Synthetic Nucleotide Analogues

• 5-iodo-2-deoxyuridine: A synthetic analogue that mimics deoxyuridine, incorporating iodine.
• 6-azauridine: A nucleotide analogue that contains an azole instead of a carbon, which may influence nucleic acid functions.
• 6-mercaptopurine: A purine analogue, primarily used in cancer treatment, which interferes with DNA replication.
• Allopurinol: A medication that inhibits xanthine oxidase, thereby reducing uric acid production and used in treating gout.

DNA Chain Structure

• The structure features:
  • Nucleotide Backbone: Comprised of sugar (deoxyribose) and phosphate groups.
  • Orientation: Displays a 5' to 3' directionality, with 5' and 3' ends marked by a phosphate and a hydroxyl group respectively.
  • Base Pairing: Adenine with Thymine (A-T) and Guanine with Cytosine (G-C) through hydrogen bonds.

Features of the DNA Strand

• Minor Groove: The smaller of the two grooves in the DNA helix, less accessible to proteins.
• Major Groove: The larger groove, where most DNA-binding proteins interact with the DNA sequence.
• Double Helix Dimensions:
  • Diameter: 2 nm
  • Rise per Base Pair: 0.34 nm
  • Base Pairs per Turn: 10

DNA Structure and Stabilization

• Winding: The 5' to 3' orientation contributes to the antiparallel strands of DNA.
• Stability Forces include:
  • Hydrophobic Interactions
  • Electrostatic Interactions
• Denaturation and Renaturation: Processes where the double helix separates (denaturation) and reforms (renaturation).

DNA Conformations

• B Form: The standard conformational structure found commonly in living organisms, right-handed.
• A Form: A right-handed conformation observed in dehydrated samples or certain RNA duplexes.
• Z Form: A left-handed conformation that can occur within stretches of DNA, particularly in sequences with alternating purines and pyrimidines.

Chargaff's Rule

• The empirical rule states:
  • Number of Adenine (A) = Number of Thymine (T)
  • Number of Guanine (G) = Number of Cytosine (C)
• This pairing is crucial in maintaining the double helix structure and ensuring accurate DNA replication.

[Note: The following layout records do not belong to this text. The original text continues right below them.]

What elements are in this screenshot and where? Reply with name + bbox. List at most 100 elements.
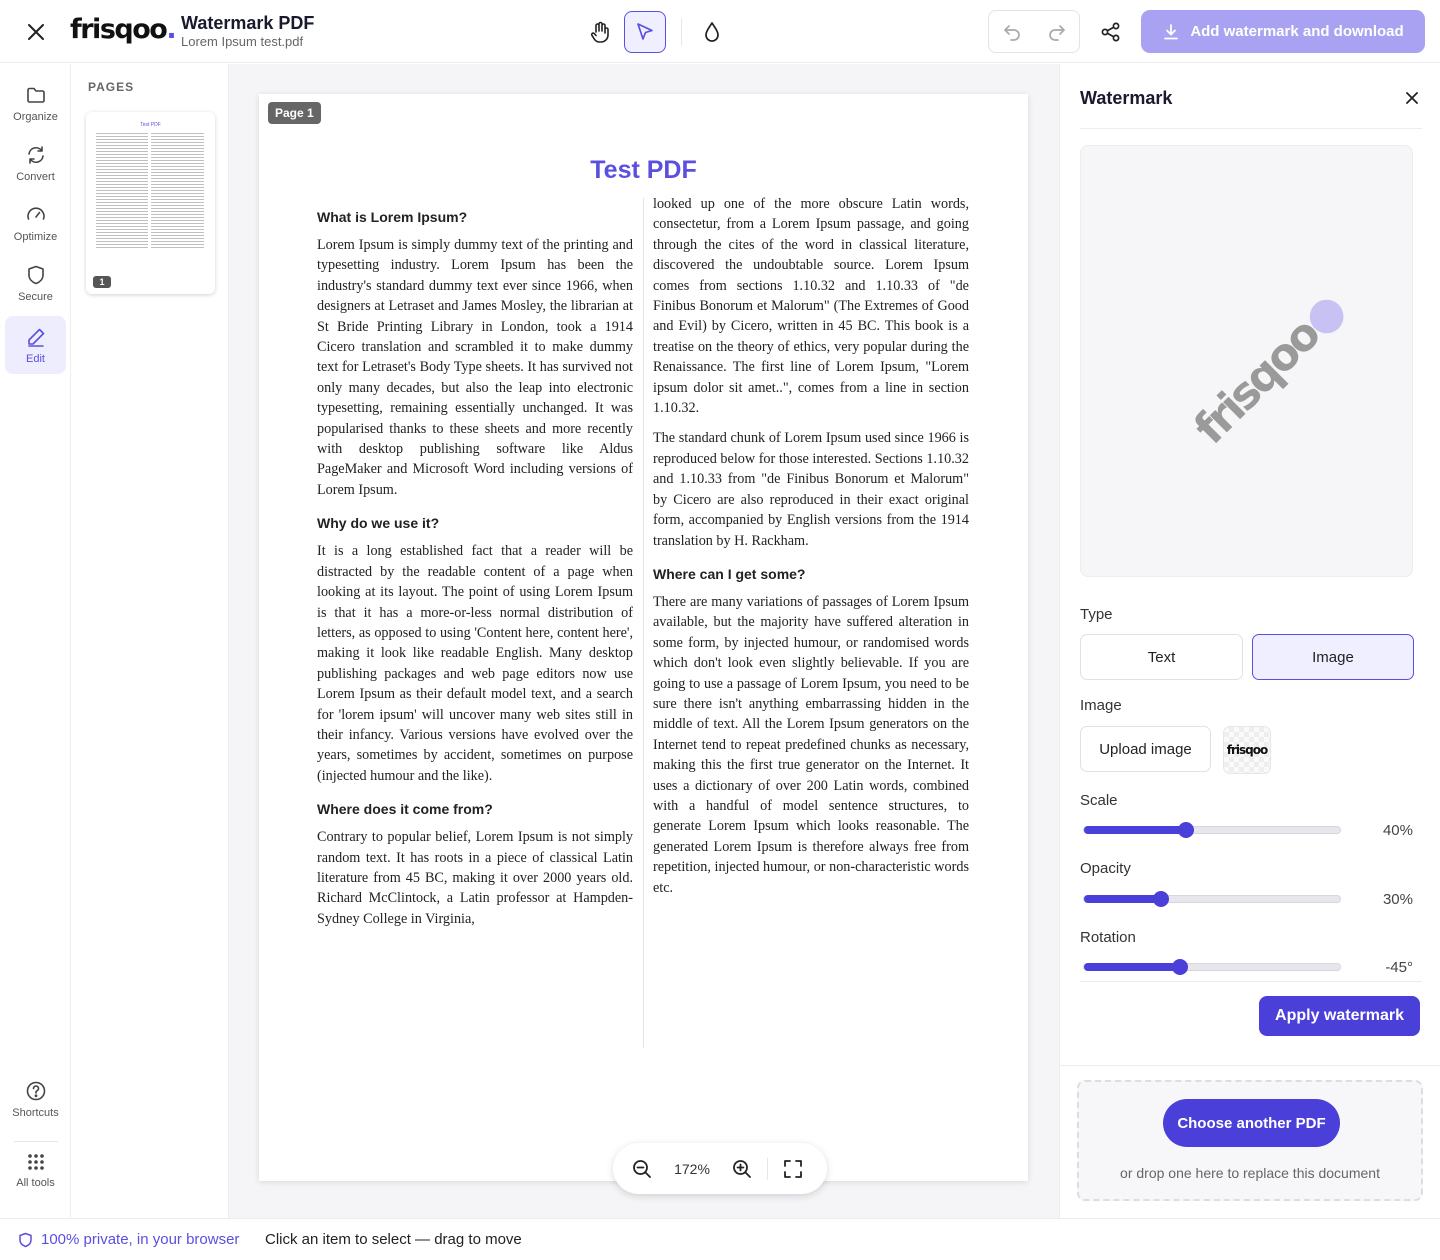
rail-item-organize[interactable]: Organize	[5, 74, 66, 132]
rail-item-optimize[interactable]: Optimize	[5, 194, 66, 252]
close-button[interactable]	[22, 18, 50, 46]
zoom-level[interactable]: 172%	[663, 1161, 721, 1177]
zoom-divider	[767, 1157, 768, 1180]
privacy-note: 100% private, in your browser	[18, 1231, 239, 1248]
rail-item-secure[interactable]: Secure	[5, 254, 66, 312]
slider-fill	[1084, 826, 1187, 834]
status-bar: 100% private, in your browser Click an i…	[0, 1218, 1440, 1260]
image-label: Image	[1080, 697, 1122, 714]
type-option-image[interactable]: Image	[1252, 634, 1414, 680]
watermark-tool-button[interactable]	[691, 11, 733, 53]
brand-logo: frisqoo.	[70, 14, 177, 45]
history-controls	[988, 10, 1080, 53]
pages-panel: PAGES Test PDF 1	[72, 64, 229, 1218]
folder-icon	[26, 87, 45, 103]
text-column-right: looked up one of the more obscure Latin …	[653, 194, 969, 908]
panel-divider	[1080, 128, 1422, 129]
undo-button[interactable]	[989, 11, 1034, 52]
gauge-icon	[26, 206, 45, 220]
privacy-text: 100% private, in your browser	[41, 1231, 240, 1248]
close-icon	[28, 24, 44, 40]
section-paragraph: The standard chunk of Lorem Ipsum used s…	[653, 430, 969, 549]
cursor-icon	[637, 23, 653, 40]
type-option-text[interactable]: Text	[1080, 634, 1243, 680]
toolbar-divider	[681, 18, 682, 46]
apply-watermark-button[interactable]: Apply watermark	[1259, 996, 1420, 1036]
top-bar: frisqoo. Watermark PDF Lorem Ipsum test.…	[0, 0, 1440, 63]
opacity-slider[interactable]	[1083, 891, 1341, 907]
select-tool-button[interactable]	[624, 11, 666, 53]
close-icon	[1406, 92, 1418, 104]
fit-screen-button[interactable]	[772, 1149, 814, 1189]
opacity-label: Opacity	[1080, 860, 1131, 877]
refresh-icon	[27, 145, 44, 164]
redo-button[interactable]	[1034, 11, 1079, 52]
rail-item-shortcuts[interactable]: Shortcuts	[5, 1070, 66, 1128]
pencil-icon	[27, 328, 44, 347]
tool-rail: Organize Convert Optimize Secure Edit Sh…	[0, 64, 71, 1218]
zoom-out-icon	[633, 1159, 651, 1178]
rotation-slider[interactable]	[1083, 959, 1341, 975]
choose-another-pdf-button[interactable]: Choose another PDF	[1163, 1099, 1340, 1147]
zoom-in-button[interactable]	[721, 1149, 763, 1189]
section-paragraph: Lorem Ipsum is simply dummy text of the …	[317, 237, 633, 498]
scale-value: 40%	[1382, 822, 1413, 839]
section-paragraph: There are many variations of passages of…	[653, 593, 969, 896]
add-watermark-download-button[interactable]: Add watermark and download	[1141, 10, 1425, 53]
grid-icon	[27, 1153, 44, 1170]
text-column-left: What is Lorem Ipsum? Lorem Ipsum is simp…	[317, 194, 633, 939]
section-heading: What is Lorem Ipsum?	[317, 209, 468, 225]
zoom-controls: 172%	[613, 1143, 827, 1194]
section-heading: Why do we use it?	[317, 515, 440, 532]
replace-pdf-dropzone[interactable]: Choose another PDF or drop one here to r…	[1077, 1080, 1423, 1201]
redo-icon	[1048, 24, 1065, 41]
watermark-preview: frisqoo●	[1080, 145, 1413, 577]
title-block: Watermark PDF Lorem Ipsum test.pdf	[181, 13, 314, 49]
watermark-panel: Watermark frisqoo● Type Text Image Image…	[1059, 64, 1440, 1218]
file-name: Lorem Ipsum test.pdf	[181, 34, 304, 49]
app-title: Watermark PDF	[181, 13, 315, 33]
upload-image-button[interactable]: Upload image	[1080, 726, 1211, 772]
hand-tool-button[interactable]	[579, 11, 621, 53]
column-divider	[643, 198, 644, 1048]
panel-title: Watermark	[1080, 88, 1173, 108]
scale-label: Scale	[1080, 792, 1118, 809]
slider-knob[interactable]	[1178, 822, 1195, 838]
section-paragraph: It is a long established fact that a rea…	[317, 543, 633, 784]
undo-icon	[1003, 24, 1020, 41]
drop-icon	[705, 22, 719, 42]
download-label: Add watermark and download	[1190, 23, 1404, 40]
slider-knob[interactable]	[1172, 959, 1188, 975]
zoom-out-button[interactable]	[621, 1149, 663, 1189]
panel-divider	[1060, 1065, 1440, 1066]
zoom-in-icon	[733, 1159, 751, 1178]
hand-icon	[590, 21, 609, 43]
rail-item-all-tools[interactable]: All tools	[5, 1141, 66, 1199]
type-label: Type	[1080, 606, 1113, 623]
document-title: Test PDF	[590, 156, 697, 184]
section-heading: Where does it come from?	[317, 801, 493, 818]
slider-fill	[1084, 963, 1180, 971]
slider-knob[interactable]	[1152, 891, 1169, 907]
watermark-preview-logo: frisqoo●	[1184, 284, 1354, 455]
help-icon	[26, 1081, 45, 1100]
pdf-page[interactable]: Page 1 Test PDF What is Lorem Ipsum? Lor…	[259, 94, 1028, 1181]
thumbnail-title: Test PDF	[140, 122, 161, 128]
close-panel-button[interactable]	[1402, 88, 1422, 108]
rail-item-convert[interactable]: Convert	[5, 134, 66, 192]
rotation-label: Rotation	[1080, 929, 1136, 946]
rail-item-edit[interactable]: Edit	[5, 316, 66, 374]
thumbnail-page-number: 1	[93, 276, 111, 288]
page-thumbnail[interactable]: Test PDF 1	[86, 112, 215, 294]
section-paragraph: looked up one of the more obscure Latin …	[653, 196, 969, 417]
shield-icon	[19, 1232, 32, 1247]
scale-slider[interactable]	[1083, 822, 1341, 838]
fullscreen-icon	[784, 1159, 802, 1178]
interaction-hint: Click an item to select — drag to move	[265, 1231, 522, 1248]
watermark-image-thumbnail[interactable]: frisqoo	[1223, 726, 1271, 774]
pages-title: PAGES	[88, 80, 135, 94]
page-label: Page 1	[268, 102, 321, 124]
share-button[interactable]	[1090, 11, 1132, 53]
section-heading: Where can I get some?	[653, 565, 806, 582]
document-canvas[interactable]: Page 1 Test PDF What is Lorem Ipsum? Lor…	[229, 64, 1059, 1218]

Forces Stabilizing Nucleic Acid Structures

• Denaturation and Renaturation: Describe the dynamics of DNA unwinding and reassembling.
• Hydrophobic Interactions: Nonpolar regions of nucleobases aggregate away from water, stabilizing the helical structure.
• Electrostatic Interactions: Backbone phosphates repel each other; this is mitigated by cations like Na+ that neutralize the charge.

Supramolecular DNA Structures

• Nucleosome Core: DNA wrapped around histone proteins forming the basic unit of chromatin, consisting of 147 base pairs around a histone core.
• Histone Functions: Histones are proteins around which DNA is coiled, playing a critical role in gene regulation and fitting the lengthy DNA into the nucleus.
• Higher Order Structures: Include packed nucleosome formations, spirals, and chromatin fibers.

RNA Types and Functions

• Types of RNA:
  • mRNA (Messenger RNA): Carries genetic information from DNA to ribosomes.
  • tRNA (Transfer RNA): Adapts specific amino acids to be added during protein synthesis; typically consists of 73-95 nucleotides and ends with a CCA triplet.
  • rRNA (Ribosomal RNA): Structural component of ribosomes, crucial in protein synthesis.
  • Small RNAs (snRNA, siRNA, miRNA): Various roles in gene regulation and mRNA processing.

Differences Between DNA and RNA

Conclusion

• These notes encompass the structural and functional aspects of nucleic acids, illustrating their complexity and essential roles in biological systems. The interplay between DNA and RNA is foundational in molecular biology, providing the framework for understanding genetic expression and inheritance.